Mongolia’s current banking sector has been fundamentally cemented to the point where it now plays the main role in the financial sector. Banks currently supply the majority of private sector, business, and citizen demand. The amount of the sector’s active assets has increased regularly over the past decade, last year reaching 119 percent of Mongolia’s GDP—near equivalent to the international average.
Year-to-year loan amounts have been on the rise in general, despite a temporary decrease in 2009 after the financial crisis. According to statistics by the Bank of Mongolia, loan growth has been around 40 percent a year since 2004. As of the first half of this year, the total loan amount has reached MNT 12.4 trillion.
Yet the statistics also show Mongolia’s banking sector to be fast approaching market saturation, in terms of the aforementioned indicators, the number of banks per citizen, and the number of bank clients and card holders.
Clearly there are too many banks in such a small market. Over the past years, four banks have dominated, comprising 77 percent of total market share as of 2013. An analysis of this issue reveals that the individual banks are differentiated only in terms of their access to corporations or citizens. But in terms of their strategic play and position in the market, there is little difference between each bank.
The saturation of any business sector means that its growth percentage is reduced, expansion is insubstantial, and potential organic growth is slight. For the banking sector, it is doubtful that its loan issuance percentage can maintain 40 percent growth. As a result of the sector’s current focus and outdated loan requirements, new borrowers are unlikely to be created.
Given the condition of loan saturation and lessened growth, banks’ must rely on a more competitive strategy. If a bank could determine the appropriate strategy and take advantage of market opportunities, it would enjoy a greater likelihood of continuing its growth successfully into the future.
What strategy do banks need to use?
As the market becomes saturated, banks need to come up with an answer on how to expand their business. On the one hand, expansion can be achieved by increasing a conventional product, service, or service customers. But expansion can be similarly achieved by introducing a new product or business line to the market.
To increase the conventional product and service customers, and expand the market and partners’ circles, banks will have to reach out to companies that were unable to receive loans in the past, or they will have to increase the credit ability of their existing clients. Expansion aimed at increasing credit ability can include mitigation of risk, formation of financial history and deposit, improvement of governance, and so on.
The banking sector might be seen as privileged—without competition in the financial sector—but in reality, this not the case. Most companies have a rational financial structure, and reduce their financial risks by having funds from two sources: loan and investment. Companies would find it hard to expand or run their operations cost-effectively by using only loan sources. If a company can attract increased investment, then its potential to receive loans can be increased to the same extent.

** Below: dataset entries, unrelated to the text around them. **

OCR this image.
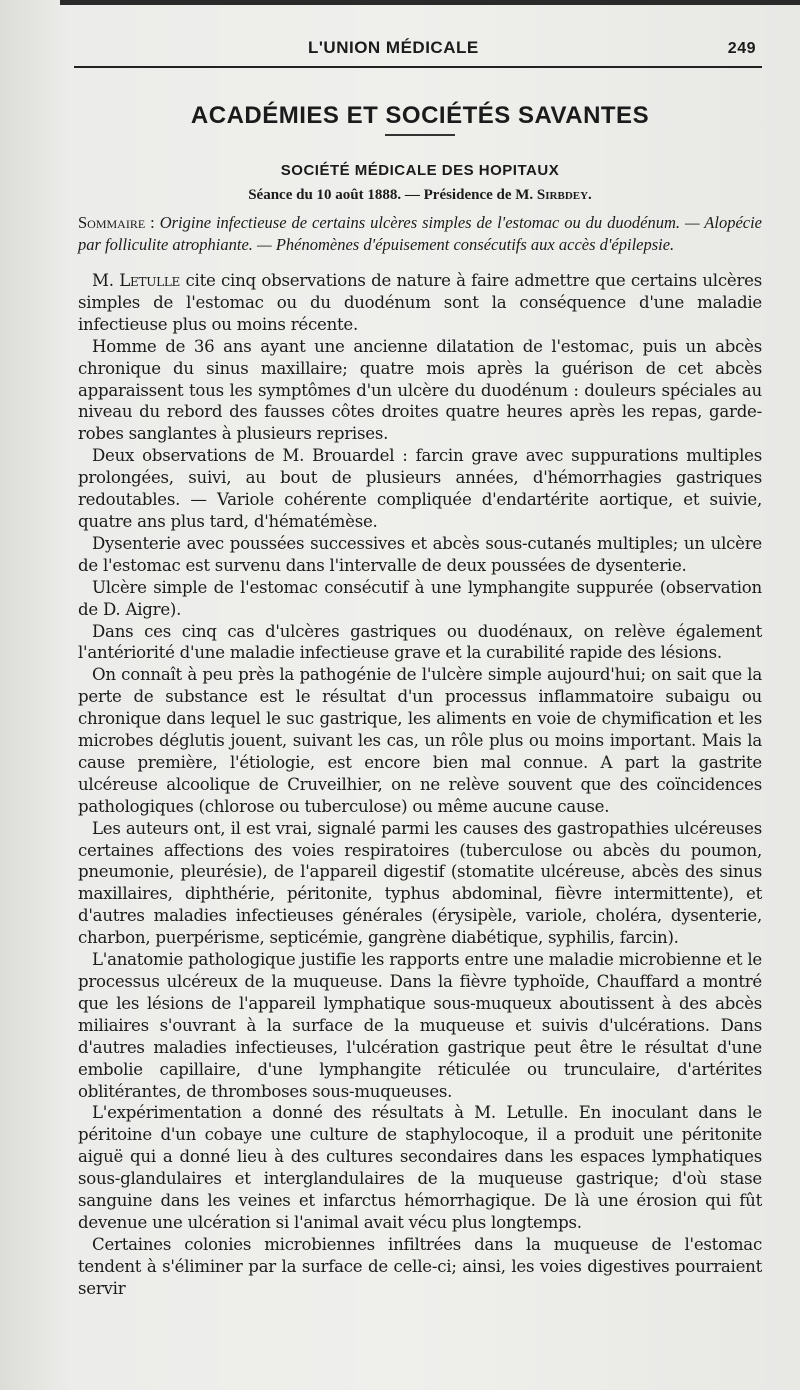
L'UNION MÉDICALE	249
ACADÉMIES ET SOCIÉTÉS SAVANTES
SOCIÉTÉ MÉDICALE DES HOPITAUX
Séance du 10 août 1888. — Présidence de M. Sirbdey.
Sommaire : Origine infectieuse de certains ulcères simples de l'estomac ou du duodénum. — Alopécie par folliculite atrophiante. — Phénomènes d'épuisement consécutifs aux accès d'épilepsie.

M. Letulle cite cinq observations de nature à faire admettre que certains ulcères simples de l'estomac ou du duodénum sont la conséquence d'une maladie infectieuse plus ou moins récente.

Homme de 36 ans ayant une ancienne dilatation de l'estomac, puis un abcès chronique du sinus maxillaire; quatre mois après la guérison de cet abcès apparaissent tous les symptômes d'un ulcère du duodénum : douleurs spéciales au niveau du rebord des fausses côtes droites quatre heures après les repas, garde-robes sanglantes à plusieurs reprises.

Deux observations de M. Brouardel : farcin grave avec suppurations multiples prolongées, suivi, au bout de plusieurs années, d'hémorrhagies gastriques redoutables. — Variole cohérente compliquée d'endartérite aortique, et suivie, quatre ans plus tard, d'hématémèse.

Dysenterie avec poussées successives et abcès sous-cutanés multiples; un ulcère de l'estomac est survenu dans l'intervalle de deux poussées de dysenterie.

Ulcère simple de l'estomac consécutif à une lymphangite suppurée (observation de D. Aigre).

Dans ces cinq cas d'ulcères gastriques ou duodénaux, on relève également l'antériorité d'une maladie infectieuse grave et la curabilité rapide des lésions.

On connaît à peu près la pathogénie de l'ulcère simple aujourd'hui; on sait que la perte de substance est le résultat d'un processus inflammatoire subaigu ou chronique dans lequel le suc gastrique, les aliments en voie de chymification et les microbes déglutis jouent, suivant les cas, un rôle plus ou moins important. Mais la cause première, l'étiologie, est encore bien mal connue. A part la gastrite ulcéreuse alcoolique de Cruveilhier, on ne relève souvent que des coïncidences pathologiques (chlorose ou tuberculose) ou même aucune cause.

Les auteurs ont, il est vrai, signalé parmi les causes des gastropathies ulcéreuses certaines affections des voies respiratoires (tuberculose ou abcès du poumon, pneumonie, pleurésie), de l'appareil digestif (stomatite ulcéreuse, abcès des sinus maxillaires, diphthérie, péritonite, typhus abdominal, fièvre intermittente), et d'autres maladies infectieuses générales (érysipèle, variole, choléra, dysenterie, charbon, puerpérisme, septicémie, gangrène diabétique, syphilis, farcin).

L'anatomie pathologique justifie les rapports entre une maladie microbienne et le processus ulcéreux de la muqueuse. Dans la fièvre typhoïde, Chauffard a montré que les lésions de l'appareil lymphatique sous-muqueux aboutissent à des abcès miliaires s'ouvrant à la surface de la muqueuse et suivis d'ulcérations. Dans d'autres maladies infectieuses, l'ulcération gastrique peut être le résultat d'une embolie capillaire, d'une lymphangite réticulée ou trunculaire, d'artérites oblitérantes, de thromboses sous-muqueuses.

L'expérimentation a donné des résultats à M. Letulle. En inoculant dans le péritoine d'un cobaye une culture de staphylocoque, il a produit une péritonite aiguë qui a donné lieu à des cultures secondaires dans les espaces lymphatiques sous-glandulaires et interglandulaires de la muqueuse gastrique; d'où stase sanguine dans les veines et infarctus hémorrhagique. De là une érosion qui fût devenue une ulcération si l'animal avait vécu plus longtemps.

Certaines colonies microbiennes infiltrées dans la muqueuse de l'estomac tendent à s'éliminer par la surface de celle-ci; ainsi, les voies digestives pourraient servir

At this moment, most businesses in Mongolia are subject to bank loans. The main constraint of continuously receiving loans is in the insufficiency of their deposit assets—a company’s assets that are deposited in a bank when receiving a loan—and of their own assets. For citizens, loans for consumption, apartment purchasing, or small businesses comprise the majority of loans that are issued. In the future, property deposit registration and citizen loan history are expected to play larger roles in increasing the opportunity to receive a loan.
Banks also must adopt a new strategy to introduce new products and services. In addition to loans, many businesses need opportunities such as direct investment, bonds, leasing, and short-term financing, to name a few. In order to expand a bank’s market volume, a new type of service such as office leasing has to be actively sought out to supply their clients’ financial demand. The corporate bond market likewise should be developed in the future. This includes the introduction of products and services other than loans. For example, Mongolia’s commercial banks have already expanded into selling insurance products throughout the sector.
To introduce a new business line, there are a number prospects, including evolving into a custodian bank or investment bank, investment consulting services, underwriting, and so on. A legal setting for the formation of such institutions is already established in Mongolia. Banks additionally have the opportunity to specialise in areas such as mining, infrastructure finance, construction, agriculture, and trade.
The market demand has developed rapidly in Mongolia to the point where there are signs that the banking sector is approaching market saturation. To survive among the competition and to continue to expand business into the future, Mongolia’s banks must face the necessity of formulating and applying new strategies.